As a member of an LLP, there are some duties you must perform.
Filing annual accounts and confirmation statements
Registering the LLP for Self-Assessment and VAT if applicable
Reporting any changes to HMRC and Companies House where necessary
Maintaining accounts or appointing an accountant
Representing the LLP in any legal matters
Making sure the LLP is adhering to all forms of statutory compliance
In a limited company it’s not unusual for one person to own, manage and register the company by themselves, acting as both director and shareholder. Our guide to incorporating a limited company explains the process in more detail, or watch our short video below.
Should I start a limited company or an LLP?
The structure you choose largely depends on your circumstances. LLPs are useful for companies that usually operate as a partnership, such as accountancy firms or solicitors. It’s also worth noting that LLPs can’t be used for non-profit purposes, so you should set up a limited company if you need to operate a non-profit organisation.
Reasons to set up a Limited Liability Partnership
Setting up as a partnership is a good idea if you’re planning to go into business with other people. In an LLP you’ll still be able to protect your private assets if the business does fail.

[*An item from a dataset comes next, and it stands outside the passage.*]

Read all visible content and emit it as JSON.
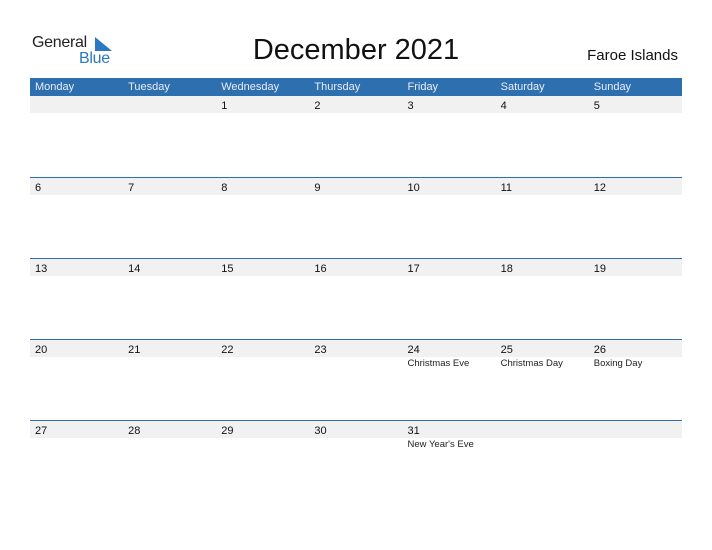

An LLP is also more flexible if you know you want to add or remove people in the business, whereas the structure of a limited company is more rigid. For some people though, this is a good thing, as it means everyone in the business must agree to any changes.
Reasons to choose a limited company
If you plan to raise money for the business (or to sell some or all of the business in the future) then operating a limited company will allow you to do this. You’ll also need to set-up a company if you’ll be operating a non-profit organisation.